Нигде так хорошо не разговаривается, как в библиотеке за стеллажами, у комплектов старых газет. Звуки школьной жизни чуть слышны. С трудом различаешь голоса, где-то вдали дребезжание звонка. Книг на полках столько, что кажется, и жизни не хватит все перечесть. А ведь это только сравнительно небольшая школьная библиотека. Здесь, в книгохранилище, в обществе великих писателей и замечательных мыслителей, разговор идёт сосредоточенный, неторопливый. Я люблю больше слушать, чем говорить, Володя даёт мне такую возможность.

— Да, — продолжает он с горечью, — я никогда не подумал бы, что многолетняя дружба так вдруг рассыпается. Из-за чего?.. — он замолкает.

— Из-за чего? — переспрашиваю я, дав ему подумать.

— Из-за «Ракеты», — решает он. — Без неё всё было очень спокойно.

— А это хорошо, когда «всё спокойно»?

— Слава всегда помогал мне. Не одну субботу допоздна засиживались, оформляя «Вымпел». А ведь люди в субботу ходят на каток, на танцы. И мы злились, но не уходили из пионерской, пока не был нарисован последний заголовок. А в понедельник утром обязательно свежий номер. Нашу заметку «Кулачная расправа» пять раз срывали подхалимы Илюхи Гаврилова. Мы снова восстанавливали её и даже наклеивали на видное место подброшенное анонимное письмо, где нам угрожали мордобоем. Помню примечание от редакции, короткое, в два слова: «Не боимся!». А самим, конечно, страшно. Ходили по вечерам только вдвоём. Потом Гаврилов приходил к нам, просил, чтобы газета его не преследовала, а то ему не кончить школы — выгонят. Мы сказали: «Уймешь кулаки? Пиши обещание в стенгазету». И горды были — собой, газетой. Ну, что было, то сплыло. А вот сегодня… Посоветуйте, что нам с этим делать.

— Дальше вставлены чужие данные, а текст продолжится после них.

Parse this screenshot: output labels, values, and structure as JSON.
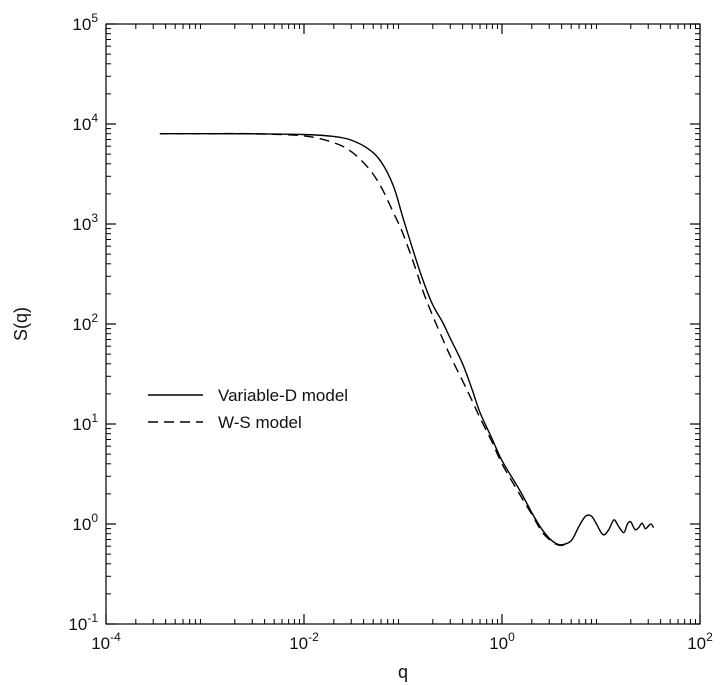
{
  "chart_data": {
    "type": "line",
    "title": "",
    "xlabel": "q",
    "ylabel": "S(q)",
    "xscale": "log",
    "yscale": "log",
    "xlim": [
      0.0001,
      100
    ],
    "ylim": [
      0.1,
      100000
    ],
    "grid": false,
    "legend_position": "middle-left",
    "x_ticks": [
      {
        "value": 0.0001,
        "base": "10",
        "exp": "-4"
      },
      {
        "value": 0.01,
        "base": "10",
        "exp": "-2"
      },
      {
        "value": 1,
        "base": "10",
        "exp": "0"
      },
      {
        "value": 100,
        "base": "10",
        "exp": "2"
      }
    ],
    "y_ticks": [
      {
        "value": 0.1,
        "base": "10",
        "exp": "-1"
      },
      {
        "value": 1,
        "base": "10",
        "exp": "0"
      },
      {
        "value": 10,
        "base": "10",
        "exp": "1"
      },
      {
        "value": 100,
        "base": "10",
        "exp": "2"
      },
      {
        "value": 1000,
        "base": "10",
        "exp": "3"
      },
      {
        "value": 10000,
        "base": "10",
        "exp": "4"
      },
      {
        "value": 100000,
        "base": "10",
        "exp": "5"
      }
    ],
    "series": [
      {
        "name": "Variable-D model",
        "style": "solid",
        "color": "#000000",
        "points": [
          [
            0.00035,
            8000
          ],
          [
            0.001,
            8000
          ],
          [
            0.003,
            7990
          ],
          [
            0.01,
            7850
          ],
          [
            0.02,
            7500
          ],
          [
            0.03,
            6900
          ],
          [
            0.045,
            5600
          ],
          [
            0.06,
            4200
          ],
          [
            0.08,
            2400
          ],
          [
            0.1,
            1150
          ],
          [
            0.13,
            500
          ],
          [
            0.16,
            270
          ],
          [
            0.2,
            155
          ],
          [
            0.25,
            105
          ],
          [
            0.3,
            72
          ],
          [
            0.4,
            40
          ],
          [
            0.5,
            22
          ],
          [
            0.6,
            13
          ],
          [
            0.8,
            7
          ],
          [
            1.0,
            4.3
          ],
          [
            1.5,
            2.2
          ],
          [
            2.0,
            1.3
          ],
          [
            2.5,
            0.9
          ],
          [
            3.0,
            0.72
          ],
          [
            3.5,
            0.64
          ],
          [
            4.0,
            0.62
          ],
          [
            5.0,
            0.68
          ],
          [
            6.0,
            0.95
          ],
          [
            7.0,
            1.2
          ],
          [
            8.0,
            1.2
          ],
          [
            9.0,
            1.0
          ],
          [
            10.5,
            0.78
          ],
          [
            12.0,
            0.88
          ],
          [
            13.5,
            1.1
          ],
          [
            15.0,
            0.95
          ],
          [
            17.0,
            0.82
          ],
          [
            18.5,
            1.0
          ],
          [
            20.0,
            1.05
          ],
          [
            22.0,
            0.88
          ],
          [
            24.0,
            0.92
          ],
          [
            26.0,
            1.02
          ],
          [
            28.0,
            0.9
          ],
          [
            30.0,
            0.95
          ],
          [
            32.0,
            1.0
          ],
          [
            34.0,
            0.92
          ]
        ]
      },
      {
        "name": "W-S model",
        "style": "dashed",
        "color": "#000000",
        "points": [
          [
            0.00035,
            8000
          ],
          [
            0.001,
            8000
          ],
          [
            0.003,
            7980
          ],
          [
            0.01,
            7600
          ],
          [
            0.02,
            6500
          ],
          [
            0.03,
            5300
          ],
          [
            0.045,
            3600
          ],
          [
            0.06,
            2350
          ],
          [
            0.08,
            1300
          ],
          [
            0.1,
            800
          ],
          [
            0.13,
            390
          ],
          [
            0.16,
            210
          ],
          [
            0.2,
            120
          ],
          [
            0.25,
            72
          ],
          [
            0.3,
            48
          ],
          [
            0.4,
            27
          ],
          [
            0.5,
            17
          ],
          [
            0.6,
            11.5
          ],
          [
            0.8,
            6.5
          ],
          [
            1.0,
            4.0
          ],
          [
            1.5,
            2.0
          ],
          [
            2.0,
            1.25
          ],
          [
            2.5,
            0.85
          ],
          [
            3.0,
            0.7
          ],
          [
            3.5,
            0.63
          ],
          [
            4.0,
            0.61
          ],
          [
            4.5,
            0.64
          ]
        ]
      }
    ]
  }
}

Володя Антонов передал мне вдвое сложенный лист из школьной тетради, исписанный красивым почерком.


«Направляю вам фельетон «Мальчик резвый, кудрявый…», или, может, хотите иначе назвать, дело не в этом, все факты проверены, подтверждены и санционированы».


Знакомый почерк! Вот только с орфографией… Зачем «санционированы» — без буквы «к», вылетевшей из середины? Но читаем дальше.


«Вы, конечно, слышали его голос, то нежный, то звонкий. Да и сам он не раз попадался под ноги на путях в столовую или в библиотеку, такой семиклассник мелкого роста. В школе хорошо знают Валерика Серёгина, но не со всех сторон. Он очень, слишком внимателен к девочкам. С одной из них его можно было видеть в шкафу радиорубки. С ней же он ушёл на почти ночную прогулку в ресторан или мароженицу. В результате девочка заболела, да и сам Валерик долгое время лишал нас счастья слышать его индевидуальный голос. Интересно, какие новые приключения планирует Дон Валерик, известный в школе сердцеед. Это особенно должно заинтересовать интилектуального редактора радиогазеты «Ракета», который много места в своих передачах уделяет вопросам дружбы, любви, морали и пола.


После подписи приписка:


«Имя автора известно редактору школьной стенной газеты В. Антонову. Однако заметку прошу опубликовать в ближайшем номере под указанным псивдонимом».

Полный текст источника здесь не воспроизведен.